If the secured creditors attempt to enforce their security after restructuring and insolvency proceedings have commenced, they might not be able to do so, as their right to enforce their security is subject to a stay (1) for a maximum period of 90 days from the time a bankruptcy declaration is rendered in bankruptcy proceedings or (2) during the entire period of PKPU, which can be a maximum of 270 days from the provisional decision of PKPU being granted.

Upon the expiry of the stay period in bankruptcy, secured creditors may start enforcing their security right over the collateral. However, they need to complete the enforcement process within two months of the bankruptcy estate being in a state of insolvency. Otherwise, the appointed receiver is required to request the relevant secured creditors to hand over their collateral to be sold by the receiver. If the receiver has enforced the collateral, the proceeds to be distributed to the secured creditors need first to have the bankruptcy costs (including the receiver's fee) deducted from them.

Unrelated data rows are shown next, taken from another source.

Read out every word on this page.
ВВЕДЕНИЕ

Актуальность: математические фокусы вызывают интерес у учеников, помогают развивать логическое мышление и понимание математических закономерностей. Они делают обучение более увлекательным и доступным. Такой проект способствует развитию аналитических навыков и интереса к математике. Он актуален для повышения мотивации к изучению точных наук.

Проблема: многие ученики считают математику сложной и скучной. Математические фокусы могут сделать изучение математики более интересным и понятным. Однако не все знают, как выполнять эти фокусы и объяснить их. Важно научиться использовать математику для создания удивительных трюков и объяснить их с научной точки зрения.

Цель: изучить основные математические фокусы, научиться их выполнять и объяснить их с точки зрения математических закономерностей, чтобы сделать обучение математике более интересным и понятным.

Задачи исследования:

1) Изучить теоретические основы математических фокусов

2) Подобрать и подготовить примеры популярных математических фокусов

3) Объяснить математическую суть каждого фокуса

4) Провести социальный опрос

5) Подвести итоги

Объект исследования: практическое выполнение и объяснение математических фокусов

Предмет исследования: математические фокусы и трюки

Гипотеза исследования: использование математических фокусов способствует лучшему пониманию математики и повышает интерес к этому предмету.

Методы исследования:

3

In practice, there is some uncertainty and conflicting views as to whether a secured creditor holding collateral that is provided by a non-debtor third party would be considered a secured creditor in PKPU proceedings, given (1) the lack of clarity on the term 'secured creditors' in the IBL and (2) conflicting practice in different PKPU case precedents.4

ii Duties of directors

Indonesian law does not impose a requirement for a director of a company in financial difficulty to commence court-supervised restructuring or insolvency proceedings. In fact, voluntary bankruptcy or a PKPU petition can be filed by a director only if a general meeting of shareholders has approved it in advance.

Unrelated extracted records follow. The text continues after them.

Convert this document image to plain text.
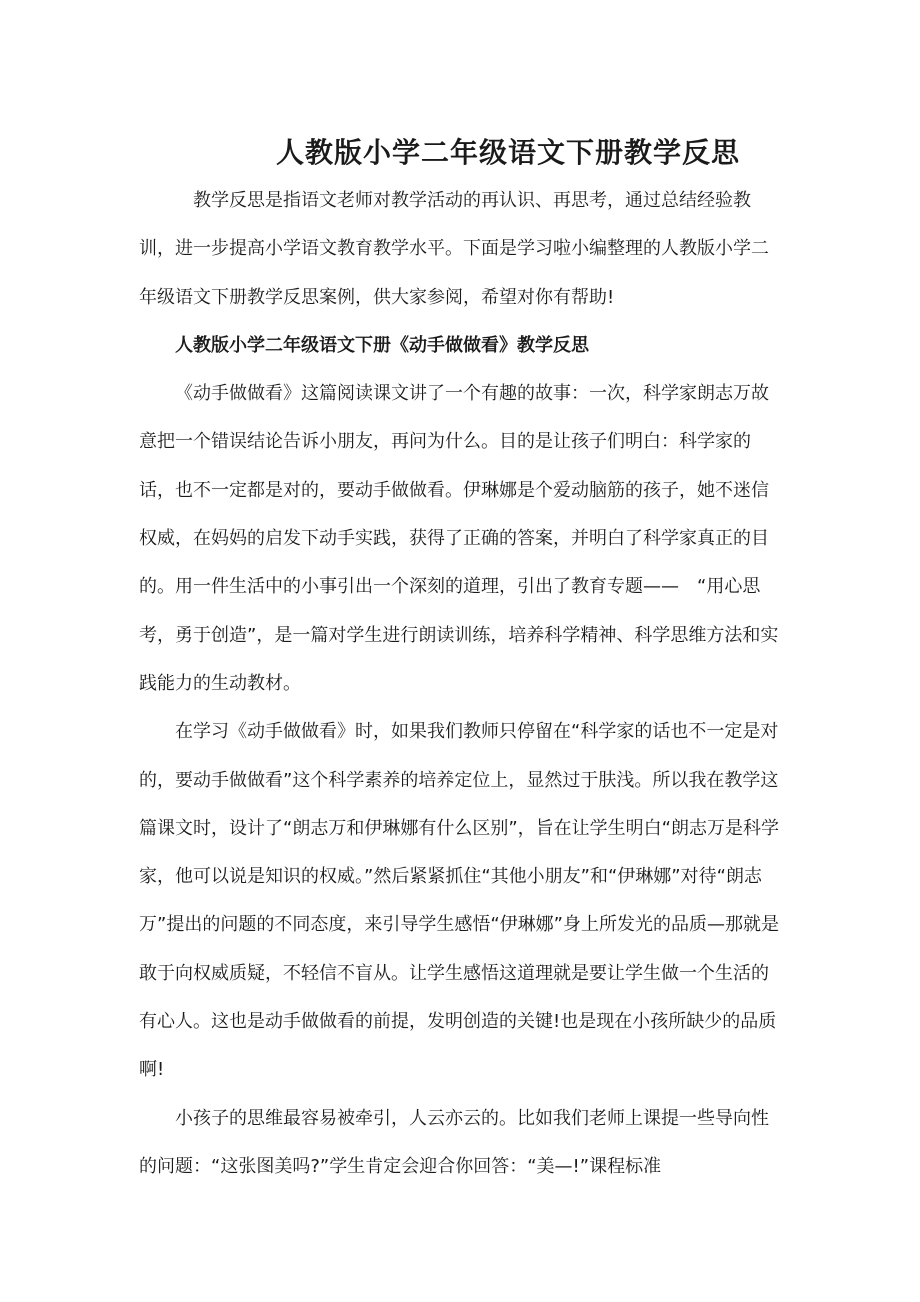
人教版小学二年级语文下册教学反思

教学反思是指语文老师对教学活动的再认识、再思考，通过总结经验教训，进一步提高小学语文教育教学水平。下面是学习啦小编整理的人教版小学二年级语文下册教学反思案例，供大家参阅，希望对你有帮助!

人教版小学二年级语文下册《动手做做看》教学反思

《动手做做看》这篇阅读课文讲了一个有趣的故事：一次，科学家朗志万故意把一个错误结论告诉小朋友，再问为什么。目的是让孩子们明白：科学家的话，也不一定都是对的，要动手做做看。伊琳娜是个爱动脑筋的孩子，她不迷信权威，在妈妈的启发下动手实践，获得了正确的答案，并明白了科学家真正的目的。用一件生活中的小事引出一个深刻的道理，引出了教育专题——　“用心思考，勇于创造”，是一篇对学生进行朗读训练，培养科学精神、科学思维方法和实践能力的生动教材。

在学习《动手做做看》时，如果我们教师只停留在“科学家的话也不一定是对的，要动手做做看”这个科学素养的培养定位上，显然过于肤浅。所以我在教学这篇课文时，设计了“朗志万和伊琳娜有什么区别”，旨在让学生明白“朗志万是科学家，他可以说是知识的权威。”然后紧紧抓住“其他小朋友”和“伊琳娜”对待“朗志万”提出的问题的不同态度，来引导学生感悟“伊琳娜”身上所发光的品质—那就是敢于向权威质疑，不轻信不盲从。让学生感悟这道理就是要让学生做一个生活的有心人。这也是动手做做看的前提，发明创造的关键!也是现在小孩所缺少的品质啊!

小孩子的思维最容易被牵引，人云亦云的。比如我们老师上课提一些导向性的问题：“这张图美吗?”学生肯定会迎合你回答：“美—!”课程标准
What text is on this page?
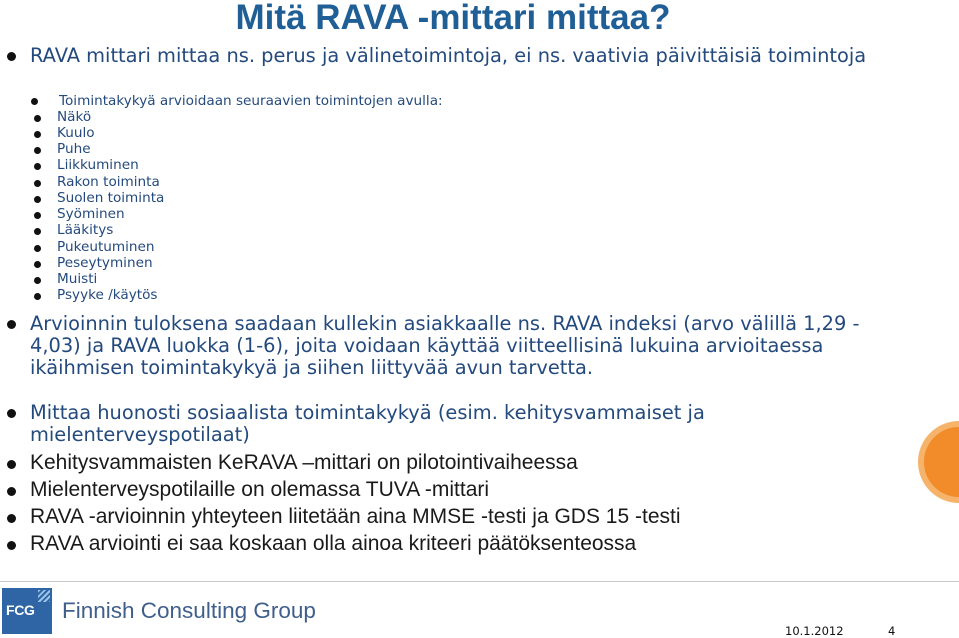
Mitä RAVA -mittari mittaa?
RAVA mittari mittaa ns. perus ja välinetoimintoja, ei ns. vaativia päivittäisiä toimintoja
Toimintakykyä arvioidaan seuraavien toimintojen avulla:
Näkö
Kuulo
Puhe
Liikkuminen
Rakon toiminta
Suolen toiminta
Syöminen
Lääkitys
Pukeutuminen
Peseytyminen
Muisti
Psyyke /käytös
Arvioinnin tuloksena saadaan kullekin asiakkaalle ns. RAVA indeksi (arvo välillä 1,29 - 4,03) ja RAVA luokka (1-6), joita voidaan käyttää viitteellisinä lukuina arvioitaessa ikäihmisen toimintakykyä ja siihen liittyvää avun tarvetta.
Mittaa huonosti sosiaalista toimintakykyä (esim. kehitysvammaiset ja mielenterveyspotilaat)
Kehitysvammaisten KeRAVA –mittari on pilotointivaiheessa
Mielenterveyspotilaille on olemassa TUVA -mittari
RAVA -arvioinnin yhteyteen liitetään aina MMSE -testi ja GDS 15 -testi
RAVA arviointi ei saa koskaan olla ainoa kriteeri päätöksenteossa
FCG Finnish Consulting Group
10.1.2012	4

Under the Company Law, the management of a company must be performed by each of the directors in good faith and with full responsibility. Each director is obliged to exercise due care when managing the company and is expected to serve in the best interests of the company. The directors owe a debt of loyalty to the company above their own personal interests and those of the shareholders who appointed them, especially if the interests of the company conflict with those other interests. The directors are not the agent of any shareholder.

The Company Law requires every member of the board of directors to accept full personal liability for losses of the company if the director concerned is at fault or negligent in the performance of their duties in managing the company in good faith and with full responsibility. In the event that the board of directors contains two members or more, personal liability and responsibility will apply to every member of the board of directors jointly and severally.

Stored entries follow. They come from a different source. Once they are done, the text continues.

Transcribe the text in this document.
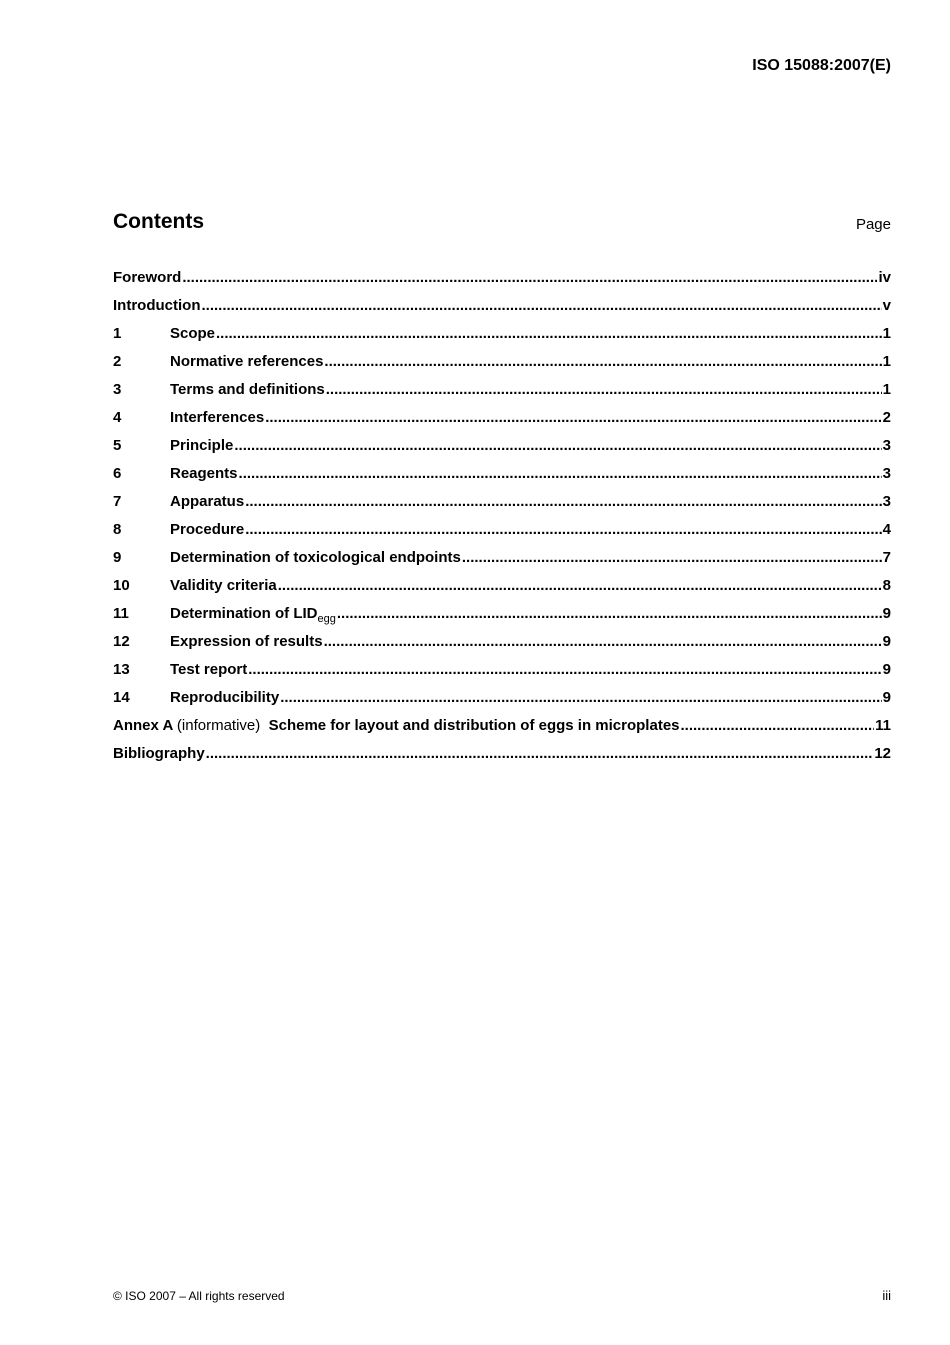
ISO 15088:2007(E)
Contents	Page
Foreword .....	iv
Introduction .....	v
1	Scope .....	1
2	Normative references .....	1
3	Terms and definitions .....	1
4	Interferences .....	2
5	Principle .....	3
6	Reagents .....	3
7	Apparatus .....	3
8	Procedure .....	4
9	Determination of toxicological endpoints .....	7
10	Validity criteria .....	8
11	Determination of $LID_{egg}$ .....	9
12	Expression of results .....	9
13	Test report .....	9
14	Reproducibility .....	9
Annex A (informative) Scheme for layout and distribution of eggs in microplates .....	11
Bibliography .....	12
© ISO 2007 – All rights reserved	iii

A member of the board of directors may not be held liable for losses if they can substantiate that:

  1. the losses do not result from their fault or negligence;
  2. the director has exercised management in good faith and prudence in the interests of the company and within its objectives and purposes;
  3. the director has no conflict of interest, whether directly or indirectly, in the acts of management that have resulted in losses; and
  4. the director has taken preventive measures against arising or continued losses, which includes steps to access information about the acts of management that have resulted in losses, inter alia, through a meeting of the board of directors.

In cases in which the bankruptcy of a company is a result of the fault or negligence of the board of directors and the assets of the company are not sufficient to cover the damages caused by such a bankruptcy, each member of the board of directors is jointly and severally liable for such damage, unless the directors can prove that:

  1. the bankruptcy is not due to their fault or negligence;
  2. they carried out management in good faith, prudence, and full responsibility in the interests of the company and within the objectives and purposes of the company;
  3. directors do not have a conflict of interest, either directly or indirectly, over the management actions that have been performed by the board of directors; and
  4. directors have taken measures to prevent the occurrence of bankruptcy.
Clawback action

In bankruptcy proceedings, the receiver of the interest of the bankruptcy estate may request nullification of any legal action of the bankrupt debtor before the bankruptcy declaration if such an act was considered detrimental to the creditors. For the request to be granted, the receiver must prove the following:

  1. the act was performed by the debtor before it was declared bankrupt;
  2. the debtor was not obliged by contract (existing obligation) or by law to perform the act;
  3. the act prejudiced the creditors' interests; and
  4. the debtor and a third party had or should have had knowledge that the act would prejudice the creditors' interests.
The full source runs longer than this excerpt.